Flore se figea, son souffle se coupa, le temps s'arrêta. L'air s'électrisait de multiples interrogations muettes, d'incompréhensions, de choc dans les regards. Si Sojeyn fixait le garçon avec intensité entre ses paupières plissées, Merioni et Kishor demeuraient interdits, comme s'ils croisaient un Geolian avec ses quatre étranges bras ou un polymorphe de Psyla pour la première fois. Brian, lui, arquait un sourcil, tandis que Kris n'affichait aucune émotion particulière.
— Com... comment connais-tu cette phrase ? murmura-t-elle enfin.
— Elle m'est venue à l'esprit sans réfléchir. Pourquoi ?
— C'est une devise Auroréenne. Elle signifie : « pour te servir avec toute mon âme et tout mon cœur ».
Idsou qui avait perçu le malaise haussa les épaules.
— J'ai dû l'entendre par hasard lors d'un voyage avec la princesse Eïreen de Kaliorn.

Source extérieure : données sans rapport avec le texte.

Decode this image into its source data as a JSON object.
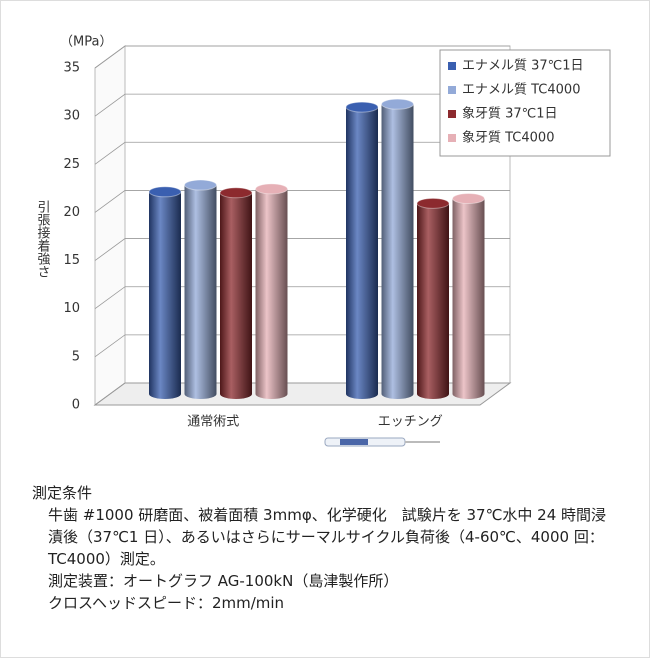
{
  "chart_data": {
    "type": "bar3d",
    "y_unit": "（MPa）",
    "ylabel": "引張接着強さ",
    "categories": [
      "通常術式",
      "エッチング"
    ],
    "series": [
      {
        "name": "エナメル質 37℃1日",
        "color": "#3a5fb0",
        "values": [
          21,
          29.8
        ]
      },
      {
        "name": "エナメル質 TC4000",
        "color": "#93aad8",
        "values": [
          21.7,
          30.1
        ]
      },
      {
        "name": "象牙質 37℃1日",
        "color": "#8c2a2e",
        "values": [
          20.9,
          19.8
        ]
      },
      {
        "name": "象牙質 TC4000",
        "color": "#e6b0b6",
        "values": [
          21.3,
          20.3
        ]
      }
    ],
    "ylim": [
      0,
      35
    ],
    "yticks": [
      0,
      5,
      10,
      15,
      20,
      25,
      30,
      35
    ],
    "grid": true,
    "legend": "top-right"
  },
  "notes": {
    "title": "測定条件",
    "lines": [
      "牛歯 #1000 研磨面、被着面積 3mmφ、化学硬化　試験片を 37℃水中 24 時間浸漬後（37℃1 日）、あるいはさらにサーマルサイクル負荷後（4-60℃、4000 回：TC4000）測定。",
      "測定装置：オートグラフ AG-100kN（島津製作所）",
      "クロスヘッドスピード：2mm/min"
    ]
  }
}
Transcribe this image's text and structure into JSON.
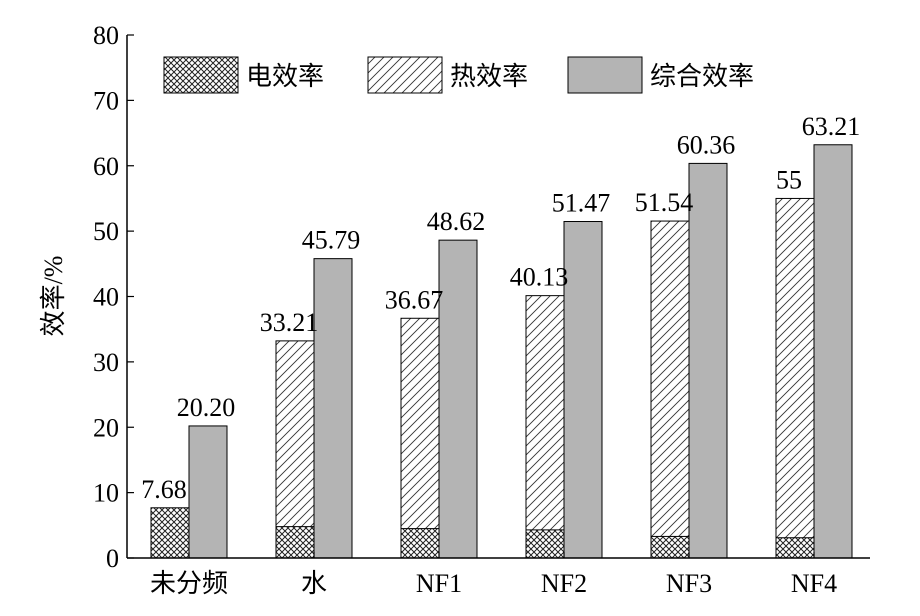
{
  "chart_data": {
    "type": "bar",
    "ylabel": "效率/%",
    "xlabel": "",
    "ylim": [
      0,
      80
    ],
    "yticks": [
      0,
      10,
      20,
      30,
      40,
      50,
      60,
      70,
      80
    ],
    "categories": [
      "未分频",
      "水",
      "NF1",
      "NF2",
      "NF3",
      "NF4"
    ],
    "series": [
      {
        "name": "电效率",
        "values": [
          7.68,
          4.8,
          4.5,
          4.3,
          3.3,
          3.1
        ],
        "pattern": "crosshatch",
        "color": "#ffffff"
      },
      {
        "name": "热效率",
        "values": [
          null,
          33.21,
          36.67,
          40.13,
          51.54,
          55
        ],
        "pattern": "diagonal",
        "color": "#ffffff"
      },
      {
        "name": "综合效率",
        "values": [
          20.2,
          45.79,
          48.62,
          51.47,
          60.36,
          63.21
        ],
        "pattern": "solid",
        "color": "#b4b4b4"
      }
    ],
    "left_bar_labels": [
      "7.68",
      "33.21",
      "36.67",
      "40.13",
      "51.54",
      "55"
    ],
    "right_bar_labels": [
      "20.20",
      "45.79",
      "48.62",
      "51.47",
      "60.36",
      "63.21"
    ],
    "legend_position": "top",
    "grid": false
  }
}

— Impossible ! C'est une déclaration entre futurs compagnons, à échanger en privé, d'un homme à une femme dans ce cas précis. En public, pour montrer la déférence, tu pourrais dire « Fer to dienor » à Sojeyn, « Fer to dienar » à moi.
— Oh ! Et quelqu'un d'un genre neutre.
— « Fer te dienor ou dienar ou diener » d'un genre neutre envers un homme, une femme, ou un genre neutre.
Avant que le silence ne s'installe à nouveau, Sojeyn énonça à voix basse :
— Vous êtes quelqu'un.... d'étonnant. Ceci ajoute encore un nouveau mystère à votre identité. Votre manière de vous exprimer me semble aussi décalée par rapport à un garde du corps. Qui êtes-vous vraiment ?
J'aimerais bien le savoir, petit frère.
Mais Idsou brisa l'instant particulier de ses révélations par un ton railleur.
— Vous oubliez le qualificatif de « secret », il ne vous indique pas mes tâches sur Kaliorn. Et puisque j'accepte de me soumettre à votre test, j'exige que seules les informations nécessaires à la bataille soient dévoilées.
— Je l'entendais ainsi, rétorqua Sojeyn, narquois. Notre culture auroréenne, à travers les Principes, protège la vie privée des personnes.
Les yeux de Sojeyn se troublèrent quelques minutes, alors qu'il regardait un point imaginaire, et Ixli se matérialisa dans le salon. Sans poser de questions, elle se téléporta avec Idsou.
Flore remercia son frère en pensée pour son choix, judicieux. L'uriahmi royale était respectée de tous dans la résistance et représentait la kiriahni la plus puissante pour cette mission. Toutefois, Sojeyn ajouta :
— Rejoins-les. Tu connais bien Idsou et guideras au mieux notre tante. Ne sous...
— En cas de danger, je t'alerterai sans attendre, coupa-t-elle.
Flore ne tenait pas à l'inquiéter plus que nécessaire ni ses amis. Brian agréa son départ à contrecœur, mais d'autres personnes avec des pouvoirs psychiques compliqueraient la tâche d'Ixli, puis son corps s'allégea au moment de la téléportation.